Getting Robert’s bear out of the woods proved to be a more than six-hour ordeal that involved chainsaws and upended four-wheelers. “It was six long hours let me tell ya.” Robert said. He and the four other men had to clear deadfalls with a chainsaw to drag the bear down the mountain. When the bear was put on a trailer attached to a four-wheeler, the quad lifted off the ground. It took two four-wheelers strapped together to drag the bear from the woods.


“The game officer at the Tobyhanna Weigh Station was like ‘Holy cow!’ when he saw the bear. No one could believe how big this thing was.” The bear’s live weight was determined to be an incredible 732.78 pounds. Field dressed, the bear weighed 621 pounds. “And I got more than 200 pounds of bear meat out of him,” Robert said.


But it wasn’t until Robert took the bear to his taxidermist, Shawn Lamparter’s Widlife Design, that talk turned to the possibility of a new record. “My taxidermist was like, ‘This is a pretty big bear Robert. We gotta take care of this thing right.’ ” The bear’s skull was sent to Swarthout’s Skull Works. Longtime Boone and Crockett measurer Roger Kingsley knew right away that the bear was going to rank high. Roger explains, “They had me measure four bear skulls, one at a time. They bring out the first one, I’m like ‘That’s a nice bear.’ They bring out number two, I’m like ‘That’s nice.’ They bring out number three and I’m like ‘Oh my gosh! That is not a black bear skull. That’s a brown bear!’ ”


Roger said he did the math in his head trying to guess what the bear would score. “I misjudged him by 7/16 of an inch, I thought he’d go 24 inches.” Robert Christian’s bear measured 23 9/16 inches making it the largest black bear ever taken by a hunter. The only black bear that B&C ranks higher was found dead in Utah. It measured 23 10/16 inches. The record is not yet official because the Boone & Crockett Club still has to finish the paper work, but a B&C official said in an interview that if everything clears, the bear will be the new world record.
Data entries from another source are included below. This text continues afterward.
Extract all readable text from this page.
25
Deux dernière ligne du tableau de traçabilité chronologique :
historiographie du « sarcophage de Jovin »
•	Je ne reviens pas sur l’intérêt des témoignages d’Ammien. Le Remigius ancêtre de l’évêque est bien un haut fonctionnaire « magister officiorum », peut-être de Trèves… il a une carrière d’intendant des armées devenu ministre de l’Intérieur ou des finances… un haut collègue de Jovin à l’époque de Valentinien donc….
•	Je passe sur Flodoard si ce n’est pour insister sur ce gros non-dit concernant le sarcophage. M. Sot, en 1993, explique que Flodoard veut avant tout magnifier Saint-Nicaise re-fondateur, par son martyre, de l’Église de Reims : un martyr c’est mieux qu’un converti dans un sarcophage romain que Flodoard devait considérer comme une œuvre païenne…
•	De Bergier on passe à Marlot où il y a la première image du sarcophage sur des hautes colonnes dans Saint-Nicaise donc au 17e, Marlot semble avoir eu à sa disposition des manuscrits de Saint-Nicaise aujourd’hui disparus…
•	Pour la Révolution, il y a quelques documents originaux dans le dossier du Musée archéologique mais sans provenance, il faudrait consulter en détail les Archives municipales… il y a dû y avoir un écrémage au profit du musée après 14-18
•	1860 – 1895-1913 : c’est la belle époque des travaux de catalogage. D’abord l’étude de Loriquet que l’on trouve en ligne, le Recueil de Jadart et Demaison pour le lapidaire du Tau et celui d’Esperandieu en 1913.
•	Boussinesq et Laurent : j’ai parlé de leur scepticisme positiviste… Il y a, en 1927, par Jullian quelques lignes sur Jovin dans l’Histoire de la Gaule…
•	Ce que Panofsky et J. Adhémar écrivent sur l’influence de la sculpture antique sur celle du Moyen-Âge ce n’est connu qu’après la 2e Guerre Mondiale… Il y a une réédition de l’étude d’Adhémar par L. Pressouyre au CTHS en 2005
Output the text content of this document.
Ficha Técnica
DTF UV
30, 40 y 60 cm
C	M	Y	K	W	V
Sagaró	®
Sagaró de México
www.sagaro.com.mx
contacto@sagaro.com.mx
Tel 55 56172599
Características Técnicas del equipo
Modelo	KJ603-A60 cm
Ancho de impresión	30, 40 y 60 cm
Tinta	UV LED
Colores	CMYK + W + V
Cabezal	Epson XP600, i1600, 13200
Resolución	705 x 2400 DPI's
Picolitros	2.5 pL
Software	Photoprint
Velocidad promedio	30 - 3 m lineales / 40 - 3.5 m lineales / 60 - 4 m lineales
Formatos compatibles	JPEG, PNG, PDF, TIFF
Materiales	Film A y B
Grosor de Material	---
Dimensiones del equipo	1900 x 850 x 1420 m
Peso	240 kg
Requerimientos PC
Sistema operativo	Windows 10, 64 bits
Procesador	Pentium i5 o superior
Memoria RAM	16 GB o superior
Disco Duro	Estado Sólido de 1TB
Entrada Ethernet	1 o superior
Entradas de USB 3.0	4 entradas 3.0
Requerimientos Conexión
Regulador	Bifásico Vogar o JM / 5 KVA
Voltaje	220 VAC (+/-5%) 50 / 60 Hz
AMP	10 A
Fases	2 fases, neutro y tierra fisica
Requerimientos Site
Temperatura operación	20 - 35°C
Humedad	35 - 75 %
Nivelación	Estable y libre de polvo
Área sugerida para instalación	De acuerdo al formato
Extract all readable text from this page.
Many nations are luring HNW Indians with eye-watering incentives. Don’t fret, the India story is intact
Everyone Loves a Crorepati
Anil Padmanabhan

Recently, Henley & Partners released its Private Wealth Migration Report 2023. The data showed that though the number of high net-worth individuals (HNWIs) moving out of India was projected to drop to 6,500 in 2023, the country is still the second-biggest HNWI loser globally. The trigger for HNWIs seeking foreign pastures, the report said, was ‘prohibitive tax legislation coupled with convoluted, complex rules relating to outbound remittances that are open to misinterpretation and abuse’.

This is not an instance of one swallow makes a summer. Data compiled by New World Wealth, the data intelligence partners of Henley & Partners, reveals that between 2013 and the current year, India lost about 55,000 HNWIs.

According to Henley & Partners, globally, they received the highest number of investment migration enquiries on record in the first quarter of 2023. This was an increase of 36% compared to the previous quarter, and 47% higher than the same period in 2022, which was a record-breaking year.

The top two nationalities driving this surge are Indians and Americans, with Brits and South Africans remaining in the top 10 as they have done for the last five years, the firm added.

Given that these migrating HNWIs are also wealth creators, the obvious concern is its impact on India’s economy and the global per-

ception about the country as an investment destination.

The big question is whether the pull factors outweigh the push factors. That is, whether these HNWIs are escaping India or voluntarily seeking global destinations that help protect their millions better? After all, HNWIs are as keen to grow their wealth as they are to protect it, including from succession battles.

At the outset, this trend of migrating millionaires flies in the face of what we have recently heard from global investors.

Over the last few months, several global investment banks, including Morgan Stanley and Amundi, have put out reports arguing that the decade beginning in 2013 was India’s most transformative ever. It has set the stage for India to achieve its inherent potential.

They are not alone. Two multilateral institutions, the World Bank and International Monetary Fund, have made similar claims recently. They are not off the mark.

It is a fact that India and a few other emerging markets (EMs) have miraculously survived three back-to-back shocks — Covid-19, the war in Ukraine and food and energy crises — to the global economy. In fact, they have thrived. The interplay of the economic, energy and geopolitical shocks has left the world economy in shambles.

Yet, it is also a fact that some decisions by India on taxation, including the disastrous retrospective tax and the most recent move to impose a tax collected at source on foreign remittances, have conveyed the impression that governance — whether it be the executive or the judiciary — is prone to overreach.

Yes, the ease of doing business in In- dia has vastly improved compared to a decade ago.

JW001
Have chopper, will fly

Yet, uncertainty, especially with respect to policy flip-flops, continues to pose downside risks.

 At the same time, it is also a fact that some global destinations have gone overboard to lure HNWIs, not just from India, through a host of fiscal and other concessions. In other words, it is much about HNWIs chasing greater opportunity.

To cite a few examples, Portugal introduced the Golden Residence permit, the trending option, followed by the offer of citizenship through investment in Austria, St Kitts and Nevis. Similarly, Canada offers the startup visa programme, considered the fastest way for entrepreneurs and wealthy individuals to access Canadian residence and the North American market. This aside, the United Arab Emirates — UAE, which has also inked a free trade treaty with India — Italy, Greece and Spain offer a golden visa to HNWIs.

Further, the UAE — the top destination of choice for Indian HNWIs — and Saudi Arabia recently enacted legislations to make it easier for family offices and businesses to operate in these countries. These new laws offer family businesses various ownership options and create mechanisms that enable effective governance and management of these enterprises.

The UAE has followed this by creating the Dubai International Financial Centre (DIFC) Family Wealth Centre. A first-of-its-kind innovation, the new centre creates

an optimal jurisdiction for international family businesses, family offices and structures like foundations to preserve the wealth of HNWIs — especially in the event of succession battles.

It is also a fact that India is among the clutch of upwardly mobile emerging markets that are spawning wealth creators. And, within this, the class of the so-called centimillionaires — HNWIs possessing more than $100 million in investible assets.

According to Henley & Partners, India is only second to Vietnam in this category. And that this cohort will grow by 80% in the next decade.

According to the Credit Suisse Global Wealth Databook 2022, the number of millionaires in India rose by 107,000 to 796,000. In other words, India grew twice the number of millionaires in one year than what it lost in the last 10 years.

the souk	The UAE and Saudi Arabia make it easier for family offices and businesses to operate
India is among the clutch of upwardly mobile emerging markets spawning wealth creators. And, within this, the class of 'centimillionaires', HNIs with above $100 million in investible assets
This may be the highest scoring bear ever taken, but it’s certainly not the heaviest. In 2010 we reported a story about an 879-pound bear taken by a crossbow hunter in Pennsylvania. However that hunt was investigated by PA Fish and Game. The bear was allegedly raised as a cub and hung around the neighborhood like a pet.


And last year, two bears that were heavier than Robert’s were taken in Pennsylvania. A 767-pound boar (above) killed by a tow truck driver from Monroe County and a 746-pounder (below) killed by an 18-year-old Amish hunter in Potter County. See the full story of those two bears here.


But when it comes to B&C scores, it’s the skull that counts. Roger, the B&C scorer, said that it takes the right combination of nutrition, age, and genetics for a bear to grow a skull this large. He guessed the bear was probably at least 10 years old. He also said he didn’t think this bruin would be knocked out of the number one spot anytime soon.


So what does Robert say to those who regard his taking the B&C number one black bear as beginners luck? “Oh yeah, I got lucky. But then shooting straight’s always a plus isn’t it?”


Robert’s bear is currently at the taxidermist where it will be preserved as a full-body mount. “The plan is to put it down in my man room, but the taxidermist gave me the measurements on it and there’s no way it’ll fit through the door.” What about putting it in the living room instead? “My wife’s not real crazy about that idea,” Robert said.